Когда Шандор поздно вечером вернулся домой от Фаркаша, Юлиш как раз ставила квашню. Поставив корыто на кровать, она, стоя спиной к двери, просеивала муку.

Шандор, прислонившись к косяку двери, молча наблюдал за ритмичными движениями жены и ее плавно покачивающимися бедрами. Кровь в нем взбунтовалась. Он невольно потянулся, чтобы хоть куда-то деть свою силу, не дав ей взять верх над ним.

Квашня уже стояла на столе, распространяя кисловатый запах, который всегда придавал выпечке хлеба некоторую праздничность.

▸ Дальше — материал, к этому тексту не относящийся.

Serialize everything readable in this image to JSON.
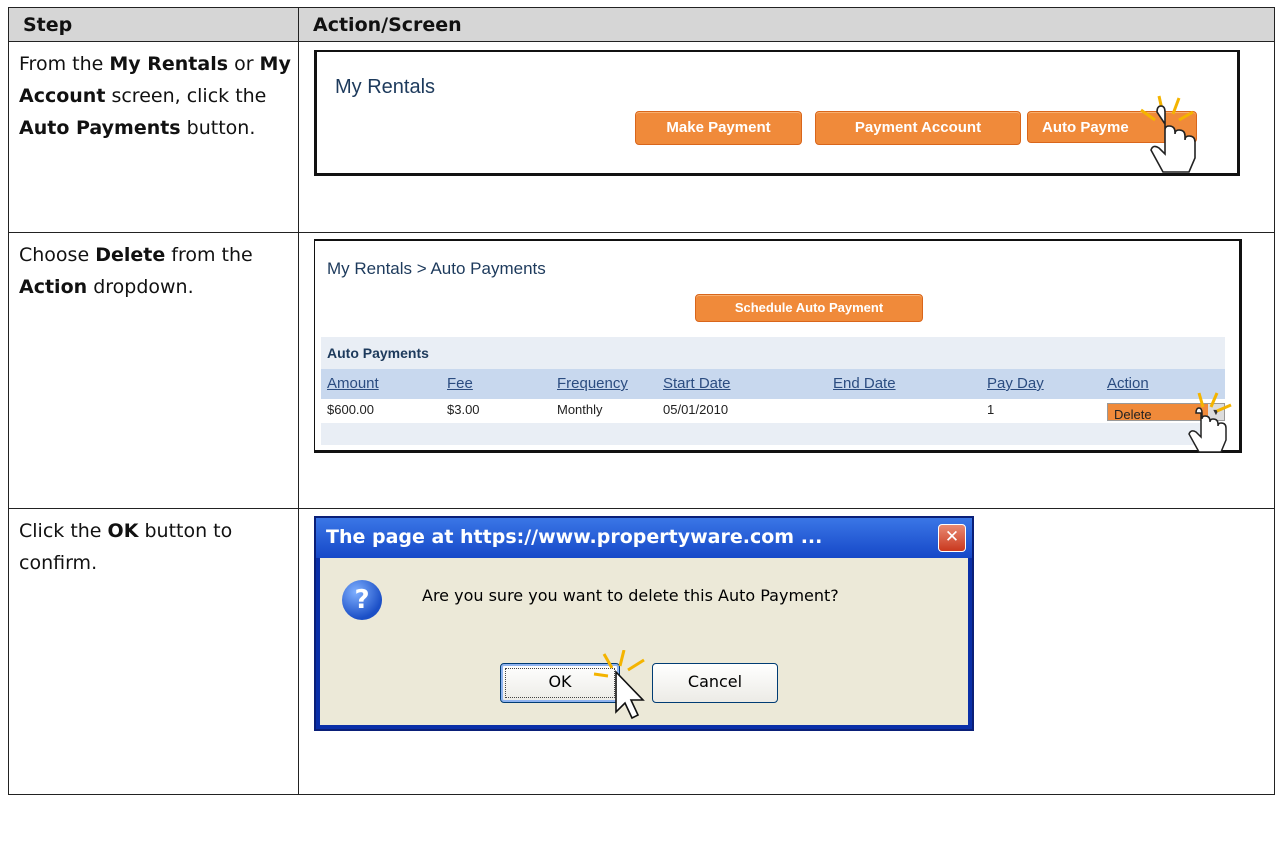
{
  "table": {
    "header_step": "Step",
    "header_action": "Action/Screen"
  },
  "rows": [
    {
      "step_parts": [
        {
          "text": "From the ",
          "bold": false
        },
        {
          "text": "My Rentals",
          "bold": true
        },
        {
          "text": " or ",
          "bold": false
        },
        {
          "text": "My Account",
          "bold": true
        },
        {
          "text": " screen, click the ",
          "bold": false
        },
        {
          "text": "Auto Payments",
          "bold": true
        },
        {
          "text": " button.",
          "bold": false
        }
      ]
    },
    {
      "step_parts": [
        {
          "text": "Choose ",
          "bold": false
        },
        {
          "text": "Delete",
          "bold": true
        },
        {
          "text": " from the ",
          "bold": false
        },
        {
          "text": "Action",
          "bold": true
        },
        {
          "text": " dropdown.",
          "bold": false
        }
      ]
    },
    {
      "step_parts": [
        {
          "text": "Click the ",
          "bold": false
        },
        {
          "text": "OK",
          "bold": true
        },
        {
          "text": " button to confirm.",
          "bold": false
        }
      ]
    }
  ],
  "shot1": {
    "title": "My Rentals",
    "make_payment": "Make Payment",
    "payment_account": "Payment Account",
    "auto_payments": "Auto Payme"
  },
  "shot2": {
    "breadcrumb": "My Rentals > Auto Payments",
    "schedule_button": "Schedule Auto Payment",
    "panel_title": "Auto Payments",
    "columns": [
      "Amount",
      "Fee",
      "Frequency",
      "Start Date",
      "End Date",
      "Pay Day",
      "Action"
    ],
    "row": [
      "$600.00",
      "$3.00",
      "Monthly",
      "05/01/2010",
      "",
      "1"
    ],
    "action_selected": "Delete"
  },
  "shot3": {
    "title": "The page at https://www.propertyware.com ...",
    "close": "✕",
    "icon": "?",
    "message": "Are you sure you want to delete this Auto Payment?",
    "ok": "OK",
    "cancel": "Cancel"
  },
  "colors": {
    "orange_button": "#f08a3a",
    "link_blue": "#2b4c80",
    "titlebar_blue": "#1648c8",
    "dialog_body": "#ece9d8"
  }
}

В такой момент старая Бакошне ходила почти на цыпочках, занимаясь, в основном, детьми. Она раздела Шади и уложила его в постель. Шади раскапризничался и попросил воды.

— Сейчас нельзя, — зашикала на него бабка. — А то хлеб будет клеклый. Вот заквасим тесто — и попьешь.

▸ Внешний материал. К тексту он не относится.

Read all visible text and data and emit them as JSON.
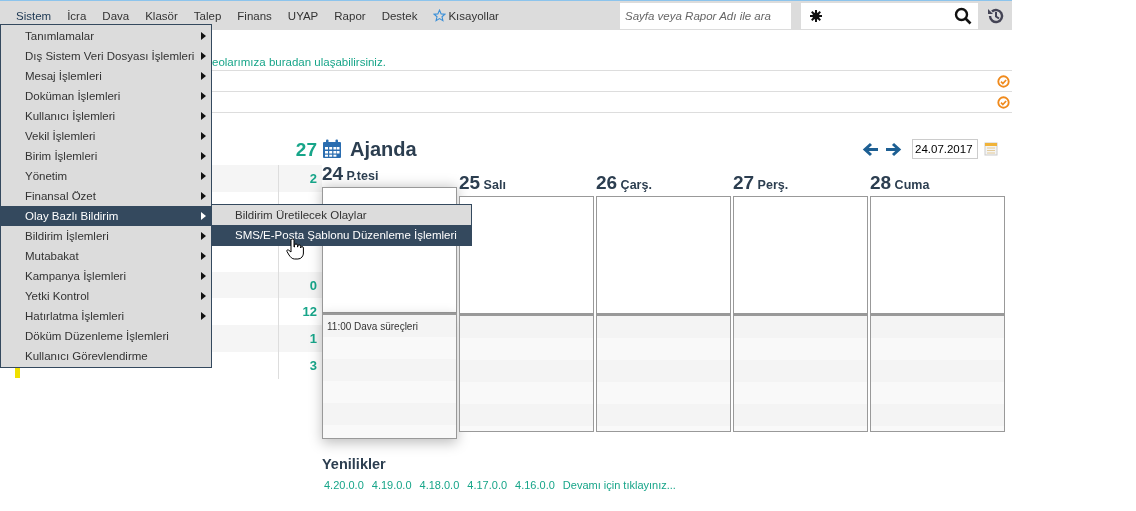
{
  "menubar": {
    "items": [
      {
        "label": "Sistem",
        "selected": true
      },
      {
        "label": "İcra",
        "selected": false
      },
      {
        "label": "Dava",
        "selected": false
      },
      {
        "label": "Klasör",
        "selected": false
      },
      {
        "label": "Talep",
        "selected": false
      },
      {
        "label": "Finans",
        "selected": false
      },
      {
        "label": "UYAP",
        "selected": false
      },
      {
        "label": "Rapor",
        "selected": false
      },
      {
        "label": "Destek",
        "selected": false
      }
    ],
    "shortcuts": "Kısayollar",
    "search": {
      "placeholder": "Sayfa veya Rapor Adı ile ara"
    }
  },
  "notice": "eolarımıza buradan ulaşabilirsiniz.",
  "notice_rows": [
    {
      "done": true
    },
    {
      "done": true
    }
  ],
  "summary": {
    "total": "27",
    "rows": [
      {
        "count": "2"
      },
      {},
      {},
      {},
      {
        "count": "0"
      },
      {
        "count": "12"
      },
      {
        "count": "1"
      },
      {
        "count": "3",
        "color": "#f0e000"
      }
    ]
  },
  "agenda": {
    "title": "Ajanda",
    "date": "24.07.2017",
    "days": [
      {
        "number": "24",
        "name": "P.tesi",
        "raised": true,
        "events": [
          "11:00 Dava süreçleri"
        ]
      },
      {
        "number": "25",
        "name": "Salı",
        "raised": false
      },
      {
        "number": "26",
        "name": "Çarş.",
        "raised": false
      },
      {
        "number": "27",
        "name": "Perş.",
        "raised": false
      },
      {
        "number": "28",
        "name": "Cuma",
        "raised": false
      }
    ]
  },
  "news": {
    "title": "Yenilikler",
    "links": [
      "4.20.0.0",
      "4.19.0.0",
      "4.18.0.0",
      "4.17.0.0",
      "4.16.0.0",
      "Devamı için tıklayınız..."
    ]
  },
  "menu": {
    "items": [
      {
        "label": "Tanımlamalar",
        "submenu": true,
        "selected": false
      },
      {
        "label": "Dış Sistem Veri Dosyası İşlemleri",
        "submenu": true,
        "selected": false
      },
      {
        "label": "Mesaj İşlemleri",
        "submenu": true,
        "selected": false
      },
      {
        "label": "Doküman İşlemleri",
        "submenu": true,
        "selected": false
      },
      {
        "label": "Kullanıcı İşlemleri",
        "submenu": true,
        "selected": false
      },
      {
        "label": "Vekil İşlemleri",
        "submenu": true,
        "selected": false
      },
      {
        "label": "Birim İşlemleri",
        "submenu": true,
        "selected": false
      },
      {
        "label": "Yönetim",
        "submenu": true,
        "selected": false
      },
      {
        "label": "Finansal Özet",
        "submenu": true,
        "selected": false
      },
      {
        "label": "Olay Bazlı Bildirim",
        "submenu": true,
        "selected": true
      },
      {
        "label": "Bildirim İşlemleri",
        "submenu": true,
        "selected": false
      },
      {
        "label": "Mutabakat",
        "submenu": true,
        "selected": false
      },
      {
        "label": "Kampanya İşlemleri",
        "submenu": true,
        "selected": false
      },
      {
        "label": "Yetki Kontrol",
        "submenu": true,
        "selected": false
      },
      {
        "label": "Hatırlatma İşlemleri",
        "submenu": true,
        "selected": false
      },
      {
        "label": "Döküm Düzenleme İşlemleri",
        "submenu": false,
        "selected": false
      },
      {
        "label": "Kullanıcı Görevlendirme",
        "submenu": false,
        "selected": false
      }
    ]
  },
  "submenu": {
    "items": [
      {
        "label": "Bildirim Üretilecek Olaylar",
        "selected": false
      },
      {
        "label": "SMS/E-Posta Şablonu Düzenleme İşlemleri",
        "selected": true
      }
    ]
  }
}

— Муки у нас только на одну выпечку осталось, — сказала Юлиш, заметив мужа.

— Еще смелем, время пока есть.

— Ну, что сказал дядюшка Фаркаш?

— В середине следующей недели, пожалуй, можно будет ломать кукурузу.

Во дворе послышались чьи-то шаги. В комнату вошел Берта и попросил одолжить ему бритву.

— Моя полностью отказала: кто-то из ребят пробовал строгать ею палку, — объяснил он.

— Да, палка, конечно, не для бритвы.

— Мне до обеда в управу сходить надо, приглашали, а я, как назло, совсем зарос. Перепугаю там всех.

— Зачем же вызывают? Может, Антал чего напроказничал?

— Да нет! — засмеялся Берта. — Еще зимой я просил дать мне хоть какое-нибудь пособие на детишек. Вот они и вызывают.

— Быстро они управились.

— Я посоветовался с женой и решил заодно попросить помощь и на эту зиму. Как раз к будущей весне и получу.

— Ты бы малость потолковал там о любви к ближнему, — заметил Шандор. — Может, тогда бы быстрее дела пошли.

Однако на этот раз Берта не был настроен долго разглагольствовать.

— Брось дурить, дай-ка лучше мне бритву.

Шандор достал из шкафа бритву, а затем вытащил из-под подушки книгу, которую дал ему Гелегонья. Сунув ее под нос Берте, он сказал:

— Вот в этой книжке вся правда написана.

— Ну так и читай ее на здоровье, а я по-прежнему Библию буду почитывать.

Взяв бритву, Берта ушел.

Шандор же сел к столу так, чтобы свет от лампы падал на книгу, и начал читать.

Вскоре, тяжело вздыхая, улеглась мать Шандора, и только Юлиш еще гремела в кухне посудой. Скоро и она покончила с делами и молча села на табурет напротив мужа.

Шандор взглянул на уставшее лицо жены, и его охватило чувство любви к ней. Он тихо-тихо заговорил с нею, будто продолжил недавно прерванный разговор:

— Не будь всегда такой печальной… Подожди, скоро лучше будем жить… Не вечно же такая паршивая жизнь будет… И мы не вечно будем бедняками…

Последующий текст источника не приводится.